ROOFBBees Give to Community

A Pine Mountain Lake women’s club known for helping others has a name that could be misunderstood. The Royal Order of Full Blown Bitches has given away about $100,000 since it was founded in 1994 by three women sitting around a table complaining about life in general. One of them made the following comment: “All we ever do is bitch, bitch, bitch. We should start our own club”

None of those three women still belongs to the club (one died and the other two moved out of the area), but their idea has evolved into a social and philanthropic group with about 70 members who call themselves ROOFBBs, pronounced roof-bees.

Their main fund-raisers are weekly dinners at the Pine Mountain Lake Country Club during televised Monday Night Football games and an annual golf tournament.

In addition to giving away $2,000 in scholarships each year and donating to such agencies as the Mountain Women’s Resource Center in Sonora, the women look for people who are destitute and need help. “People know who we are and that we have money to spend,” said President Jackie Baker. “They find us when someone needs help.” In addition to Baker, the board of directors includes Nancy Whitefield, vice president; Leanna Mattea, secretary; Patty Stevens, treasurer; and Bettie Hunt, historian.

The women require documentation before helping people, and they give away things, not money. For instance, when a woman needed gas to visit her husband in an out-of-area care home, they set up an arrangement with a gas station owner to keep her supplied with gas.

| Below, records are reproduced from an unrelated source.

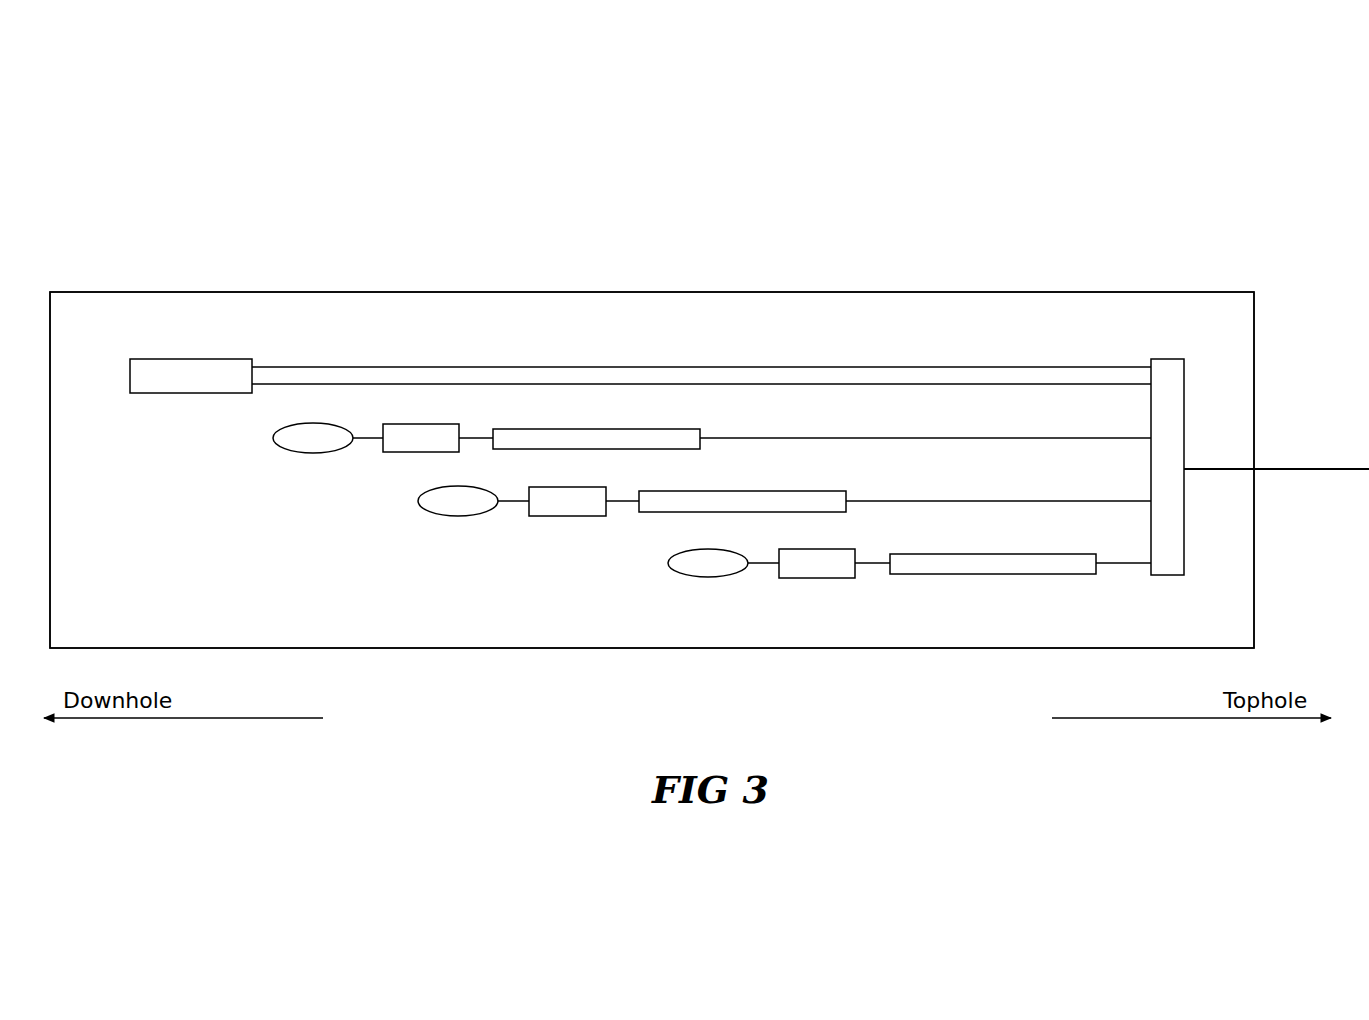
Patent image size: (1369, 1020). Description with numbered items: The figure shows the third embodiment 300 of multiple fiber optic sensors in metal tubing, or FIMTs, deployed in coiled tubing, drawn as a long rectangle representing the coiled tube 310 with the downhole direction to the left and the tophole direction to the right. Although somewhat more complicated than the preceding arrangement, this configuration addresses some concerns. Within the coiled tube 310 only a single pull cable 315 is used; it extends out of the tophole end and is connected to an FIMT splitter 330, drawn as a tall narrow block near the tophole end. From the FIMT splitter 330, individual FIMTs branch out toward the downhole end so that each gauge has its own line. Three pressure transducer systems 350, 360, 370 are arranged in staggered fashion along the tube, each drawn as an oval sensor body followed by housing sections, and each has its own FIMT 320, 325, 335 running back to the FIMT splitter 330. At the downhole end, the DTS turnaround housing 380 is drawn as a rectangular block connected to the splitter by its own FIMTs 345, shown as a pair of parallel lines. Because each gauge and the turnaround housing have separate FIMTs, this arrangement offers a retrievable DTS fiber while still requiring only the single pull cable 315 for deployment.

The third embodiment 300 is at (222, 158).
The coiled tube 310 is at (484, 292).
The pull cable 315 is at (1287, 468).
The FIMT 320 is at (1113, 565).
The FIMT 325 is at (975, 500).
The FIMT splitter 330 is at (1168, 359).
The FIMT 335 is at (918, 438).
The FIMTs 345 is at (661, 366).
The pressure transducer system 350 is at (647, 576).
The pressure transducer system 360 is at (402, 531).
The pressure transducer system 370 is at (253, 468).
The DTS turnaround housing 380 is at (203, 393).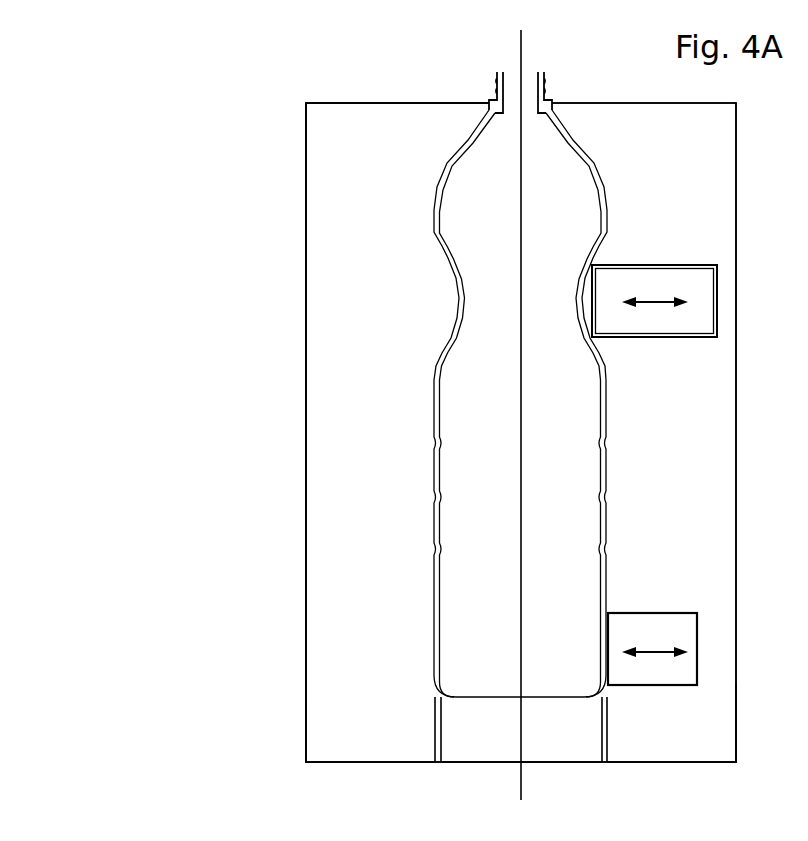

Another woman was helped the same way so she could visit the Bay Area for cancer treatments. They give about 50 low-income children each $25 gift certificates for a shopping spree in December, and provide gifts for the eight participants in Tuolumne General Hospital’s Adult Day Health Care program in Groveland. Last December they learned about a family in which the mother and older children all worked but still couldn’t afford firewood and other necessities. They gave the family a cord of oak firewood, gift certificates for clothes and groceries and movie passes.

“They were so grateful,” Baker said. “That kind of thing is what we are all about.”